Eduardo shows us the remnants of a cabin that had been crushed by a landslide a month earlier, “Thanks to God, nobody died,” he said waving his hand at the mountainside. The landslide had happened in the afternoon, not at night, so no one had been there. The cabin had been completely flattened by the rocks. Not all was well in paradise, but whether it becomes a “paradise lost” remains to be seen.

We reach the Lost City on the morning of the fourth day. We woke up pre-dawn to beat the heat. The last part of the trail has been preserved so there were thousands of small stone steps to climb. The view was breathtaking. We were above the forest for the first time, and we could see the valleys and mountain ridges we had walked the previous days stretching out before us. The city was made up of hundreds of circular stone terraces, which were the foundations of the city’s houses.

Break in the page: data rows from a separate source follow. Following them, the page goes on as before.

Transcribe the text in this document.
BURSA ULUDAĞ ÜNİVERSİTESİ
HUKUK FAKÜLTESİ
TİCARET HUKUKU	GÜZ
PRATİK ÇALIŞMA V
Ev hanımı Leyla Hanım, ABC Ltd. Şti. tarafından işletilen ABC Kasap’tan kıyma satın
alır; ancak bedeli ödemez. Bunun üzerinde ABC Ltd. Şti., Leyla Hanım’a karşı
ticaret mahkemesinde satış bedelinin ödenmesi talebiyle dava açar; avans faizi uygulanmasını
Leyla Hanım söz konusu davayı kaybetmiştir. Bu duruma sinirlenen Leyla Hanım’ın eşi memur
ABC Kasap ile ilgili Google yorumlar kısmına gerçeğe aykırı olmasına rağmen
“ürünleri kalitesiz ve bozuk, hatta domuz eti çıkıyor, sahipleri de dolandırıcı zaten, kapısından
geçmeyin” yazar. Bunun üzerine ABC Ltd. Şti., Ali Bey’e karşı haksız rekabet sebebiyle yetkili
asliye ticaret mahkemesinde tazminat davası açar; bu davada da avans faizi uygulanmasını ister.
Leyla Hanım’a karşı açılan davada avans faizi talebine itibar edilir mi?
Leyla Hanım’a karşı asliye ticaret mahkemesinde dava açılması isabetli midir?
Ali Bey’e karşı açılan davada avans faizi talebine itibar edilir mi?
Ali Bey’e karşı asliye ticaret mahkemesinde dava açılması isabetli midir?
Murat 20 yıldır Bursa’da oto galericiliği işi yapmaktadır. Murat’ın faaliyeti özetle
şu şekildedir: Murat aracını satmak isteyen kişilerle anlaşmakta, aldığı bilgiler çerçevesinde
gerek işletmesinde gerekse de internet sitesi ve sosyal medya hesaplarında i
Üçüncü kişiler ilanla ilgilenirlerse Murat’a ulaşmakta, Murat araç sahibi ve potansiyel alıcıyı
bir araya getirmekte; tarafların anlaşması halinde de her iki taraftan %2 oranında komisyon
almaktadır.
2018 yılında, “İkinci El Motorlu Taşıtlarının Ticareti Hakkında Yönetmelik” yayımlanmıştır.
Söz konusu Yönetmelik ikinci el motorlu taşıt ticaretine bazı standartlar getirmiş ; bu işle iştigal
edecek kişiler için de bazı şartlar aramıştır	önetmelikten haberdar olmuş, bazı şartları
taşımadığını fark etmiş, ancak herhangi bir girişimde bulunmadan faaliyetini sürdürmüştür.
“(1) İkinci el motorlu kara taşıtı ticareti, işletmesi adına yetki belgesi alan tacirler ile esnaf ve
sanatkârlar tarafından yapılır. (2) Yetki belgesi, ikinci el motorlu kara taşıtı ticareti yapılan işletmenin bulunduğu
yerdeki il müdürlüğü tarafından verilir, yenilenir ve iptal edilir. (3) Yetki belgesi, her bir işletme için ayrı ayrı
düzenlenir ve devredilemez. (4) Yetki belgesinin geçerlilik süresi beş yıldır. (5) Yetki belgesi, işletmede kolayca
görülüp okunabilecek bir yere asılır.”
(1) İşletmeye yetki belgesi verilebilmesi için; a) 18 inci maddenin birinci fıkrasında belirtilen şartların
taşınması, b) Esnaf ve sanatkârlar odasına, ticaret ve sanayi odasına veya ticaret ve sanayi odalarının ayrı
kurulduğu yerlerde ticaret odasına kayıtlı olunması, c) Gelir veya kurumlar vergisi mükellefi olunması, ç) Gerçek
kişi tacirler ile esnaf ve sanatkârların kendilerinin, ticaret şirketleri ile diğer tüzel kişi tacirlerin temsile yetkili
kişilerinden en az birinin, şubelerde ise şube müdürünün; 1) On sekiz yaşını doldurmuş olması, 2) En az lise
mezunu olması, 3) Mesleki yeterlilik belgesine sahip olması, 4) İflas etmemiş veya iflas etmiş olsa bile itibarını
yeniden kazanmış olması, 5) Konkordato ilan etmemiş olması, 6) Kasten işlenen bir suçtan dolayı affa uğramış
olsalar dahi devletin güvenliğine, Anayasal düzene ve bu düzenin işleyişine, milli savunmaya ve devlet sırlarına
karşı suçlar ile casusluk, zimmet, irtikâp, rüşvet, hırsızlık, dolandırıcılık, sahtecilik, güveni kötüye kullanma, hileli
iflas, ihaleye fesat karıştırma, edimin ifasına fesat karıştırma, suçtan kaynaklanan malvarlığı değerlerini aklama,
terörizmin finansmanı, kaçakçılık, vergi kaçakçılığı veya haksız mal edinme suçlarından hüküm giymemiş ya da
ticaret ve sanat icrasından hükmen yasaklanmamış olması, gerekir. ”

We sit happily in the sun and Eduardo brings us a tray of mango and watermelon.

Even in the early morning, the city hums with activity, there are the other guides with their groups, some archaeologists commencing a dig, and lots of cats for some reason. The shaman also lived up there, but he had gone away because he was tired of the tourists, so we met his granddaughter instead. We took some videos of ourselves dancing with the Spaniards at the top of the Lost City, and then, we started the long descent downwards to our earthly realms.